Look through threads on Mac gaming. Apple consumers don't want to pay more than a few dollars for an app, abhor in-app purchases, abhor advertising (revenue models), abhor subscription (revenue models), etc. Who among us pays $50-$100 or more for such a game? Will 5 or 10 people say they would? Could that get to 20? To make it worth it to the developer to develop for Silicon vs. the other options, we need more numbers willing to pay up than the numbers that will on those other platforms. Can that many hold their hand up ready to pay? Is there that many using Silicon?
Netflix raises their fee by a dollar and "we" flip out. Are we ready to pay more than the cost of PS5, Xbox, etc games to make up for being a relatively small market?

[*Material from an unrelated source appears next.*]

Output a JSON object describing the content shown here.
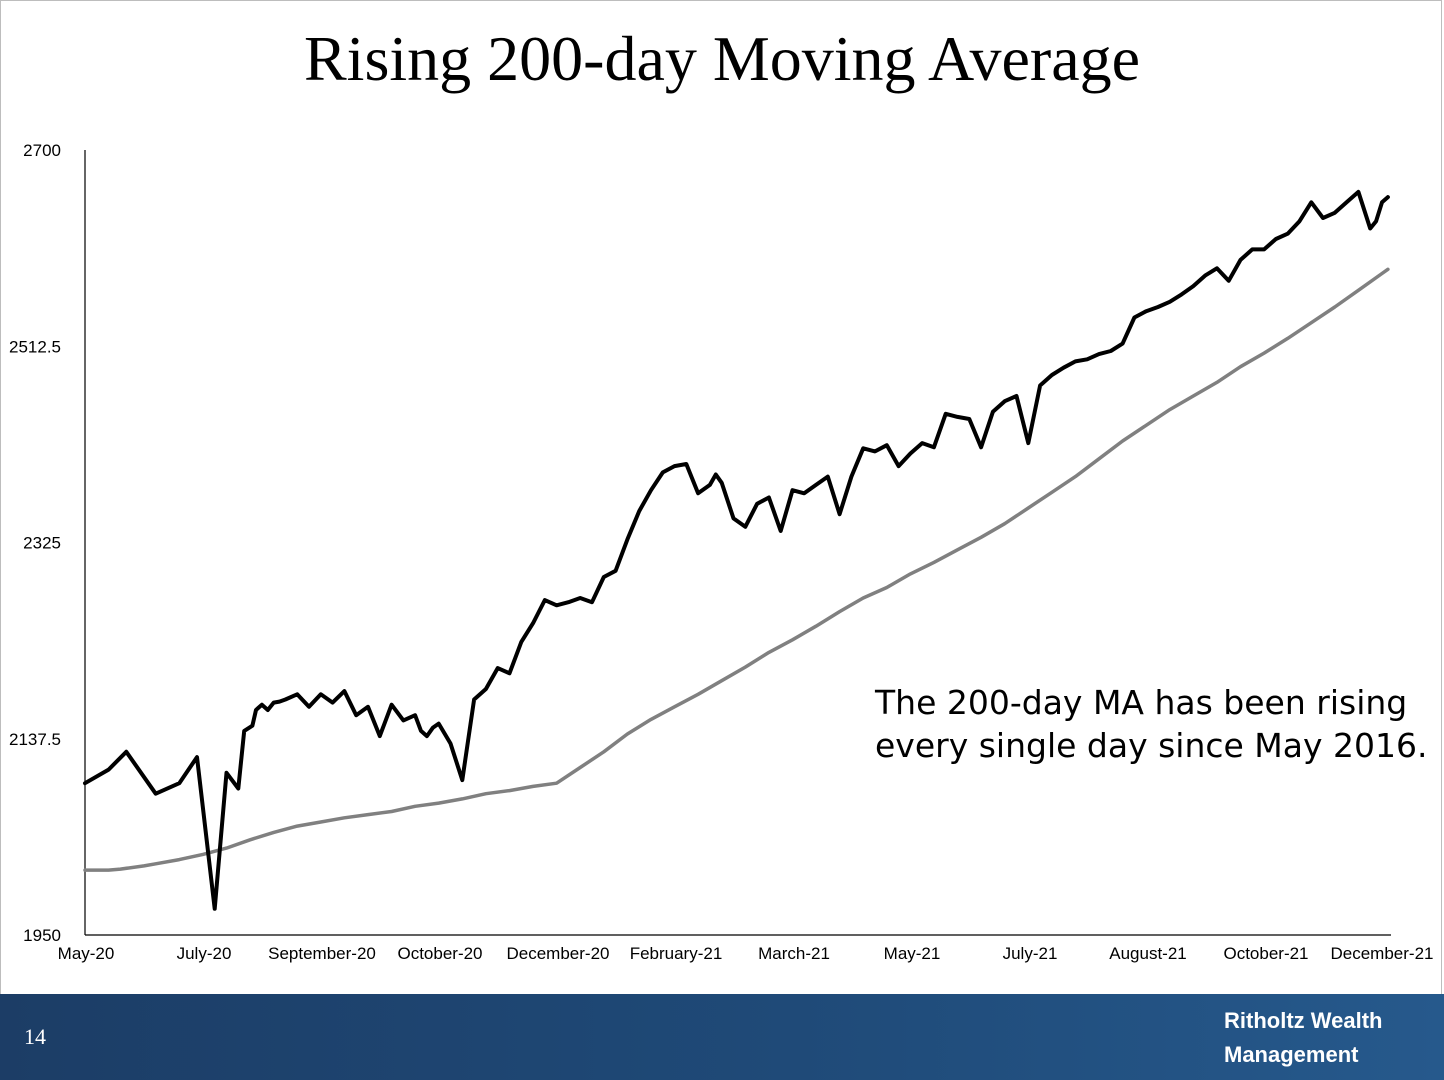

Or do we expect the developers to develop out of love and just accept less revenue & profit for the same time & talent investments? That's where the subsidy model comes into play. Else, it only makes sense to keep developing for the other platforms where the same time & effort yields more profit.
- Abundant subsidy money THERE... no subsidy money HERE.
- Abundant size market there... relatively small market HERE.
- A market accustomed to paying up for game there, rolling with advertising/subscription/in app there... rebels against all of that HERE.
If developers could see "more money" developing for Apple Silicon, they would
already be doing it... for years now. How do they make the "more money" developing for our favorite platform? Solve that and AAA games will be abundant on Apple Silicon. Else, "build it and they will come" is the same old spin we've heard for 20+ years... very likely leading to the same yield of AAA games.
Consumer revenue is like ticket revenue for movies. Long before the first ticket is sold, the movie companies have spent many millions funding the development of the movie. If movie-making had to be funded solely on ticket sales, there would be no more big movies made. See YouTube $0 budget, volunteer movies vs. the blockbusters made by the pros.